Mitochondrial Contact Sites
MAMs (Mitochondria-Associated Membranes):
Physical tethers between the OMM and the Endoplasmic Reticulum (ER).
Functions: Lipid synthesis (phosphatidylserine to phosphatidylethanolamine conversion), $Ca^{2+}$ signaling, and regulation of mitochondrial fission/fusion.
Inner Mitochondrial Membrane & Bioenergetics
Electron Transport Chain (ETC):
Transfer of electrons leads to the pumping of H^+ from the matrix to the intermembrane space.
Creates a Proton Motive Force ($Δ p$), consisting of a membrane potential ($\Delta \psi$) and a $pH$ gradient ($\Delta pH$).
F1F0-ATP Synthase:
$F_0$ (Stalk/Base): Proton-driven rotor embedded in the IMM.
$F_1$ (Head): Catalytic unit in the matrix that synthesizes ATP through a rotational mechanism.
ATP/ADP Shuttle (ANT):
The Adenine Nucleotide Translocase (ANT) is an antiporter that exports one $ATP^{4-}$ while importing one $ADP^{3-}$.
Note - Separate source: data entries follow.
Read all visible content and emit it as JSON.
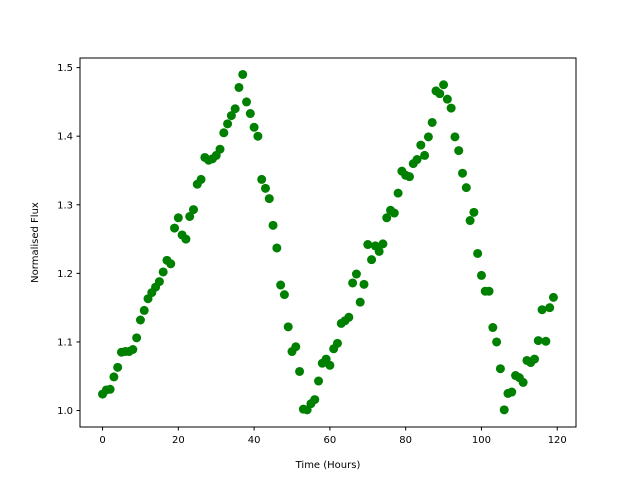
{
  "chart_data": {
    "type": "scatter",
    "title": "",
    "xlabel": "Time (Hours)",
    "ylabel": "Normalised Flux",
    "xlim": [
      -5.95,
      124.95
    ],
    "ylim": [
      0.976,
      1.514
    ],
    "xticks": [
      0,
      20,
      40,
      60,
      80,
      100,
      120
    ],
    "yticks": [
      1.0,
      1.1,
      1.2,
      1.3,
      1.4,
      1.5
    ],
    "xtick_labels": [
      "0",
      "20",
      "40",
      "60",
      "80",
      "100",
      "120"
    ],
    "ytick_labels": [
      "1.0",
      "1.1",
      "1.2",
      "1.3",
      "1.4",
      "1.5"
    ],
    "grid": false,
    "marker_color": "#008000",
    "series": [
      {
        "x": [
          0,
          1,
          2,
          3,
          4,
          5,
          6,
          7,
          8,
          9,
          10,
          11,
          12,
          13,
          14,
          15,
          16,
          17,
          18,
          19,
          20,
          21,
          22,
          23,
          24,
          25,
          26,
          27,
          28,
          29,
          30,
          31,
          32,
          33,
          34,
          35,
          36,
          37,
          38,
          39,
          40,
          41,
          42,
          43,
          44,
          45,
          46,
          47,
          48,
          49,
          50,
          51,
          52,
          53,
          54,
          55,
          56,
          57,
          58,
          59,
          60,
          61,
          62,
          63,
          64,
          65,
          66,
          67,
          68,
          69,
          70,
          71,
          72,
          73,
          74,
          75,
          76,
          77,
          78,
          79,
          80,
          81,
          82,
          83,
          84,
          85,
          86,
          87,
          88,
          89,
          90,
          91,
          92,
          93,
          94,
          95,
          96,
          97,
          98,
          99,
          100,
          101,
          102,
          103,
          104,
          105,
          106,
          107,
          108,
          109,
          110,
          111,
          112,
          113,
          114,
          115,
          116,
          117,
          118,
          119
        ],
        "y": [
          1.024,
          1.03,
          1.031,
          1.049,
          1.063,
          1.085,
          1.086,
          1.086,
          1.089,
          1.106,
          1.132,
          1.146,
          1.163,
          1.172,
          1.18,
          1.188,
          1.202,
          1.219,
          1.214,
          1.266,
          1.281,
          1.256,
          1.25,
          1.283,
          1.293,
          1.33,
          1.337,
          1.369,
          1.365,
          1.367,
          1.372,
          1.381,
          1.405,
          1.418,
          1.43,
          1.44,
          1.471,
          1.49,
          1.45,
          1.433,
          1.413,
          1.4,
          1.337,
          1.324,
          1.309,
          1.27,
          1.237,
          1.183,
          1.169,
          1.122,
          1.086,
          1.093,
          1.057,
          1.002,
          1.001,
          1.01,
          1.016,
          1.043,
          1.069,
          1.075,
          1.066,
          1.09,
          1.098,
          1.127,
          1.131,
          1.136,
          1.186,
          1.199,
          1.158,
          1.184,
          1.242,
          1.22,
          1.24,
          1.232,
          1.243,
          1.281,
          1.292,
          1.288,
          1.317,
          1.349,
          1.343,
          1.341,
          1.36,
          1.366,
          1.387,
          1.372,
          1.399,
          1.42,
          1.466,
          1.462,
          1.475,
          1.454,
          1.441,
          1.399,
          1.379,
          1.346,
          1.325,
          1.277,
          1.289,
          1.229,
          1.197,
          1.174,
          1.174,
          1.121,
          1.1,
          1.061,
          1.001,
          1.025,
          1.027,
          1.051,
          1.048,
          1.041,
          1.073,
          1.07,
          1.075,
          1.102,
          1.147,
          1.101,
          1.15,
          1.165
        ]
      }
    ]
  }
}
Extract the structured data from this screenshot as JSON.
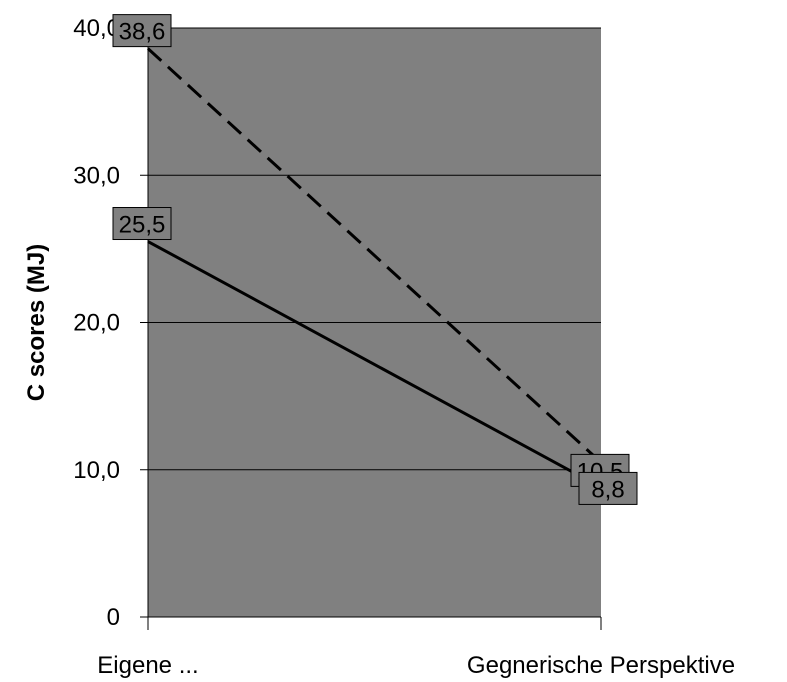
{
  "chart_data": {
    "type": "line",
    "title": "",
    "xlabel": "",
    "ylabel": "C scores (MJ)",
    "categories": [
      "Eigene ...",
      "Gegnerische Perspektive"
    ],
    "ylim": [
      0,
      40
    ],
    "yticks": [
      0,
      10,
      20,
      30,
      40
    ],
    "ytick_labels": [
      "0",
      "10,0",
      "20,0",
      "30,0",
      "40,0"
    ],
    "grid": true,
    "legend": "none",
    "plot_background": "#808080",
    "series": [
      {
        "style": "dashed",
        "color": "#000000",
        "values": [
          38.6,
          10.5
        ],
        "labels": [
          "38,6",
          "10,5"
        ]
      },
      {
        "style": "solid",
        "color": "#000000",
        "values": [
          25.5,
          8.8
        ],
        "labels": [
          "25,5",
          "8,8"
        ]
      }
    ]
  }
}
This exchange is electrogenic, driven by the membrane potential since $ATP^{4-}$ is more negative than $ADP^{3-}$.
Cristae Geometry and Efficiency
MICOS Complex:
Mitochondrial contact site and cristae organizing system. Regulates the formation of cristae junctions.
Purpose:
Compartmentalizes the IMS, creating "proton traps" at the cristae tips to drive ATP synthase more efficiently. Increases the density of respiratory enzymes per unit volume.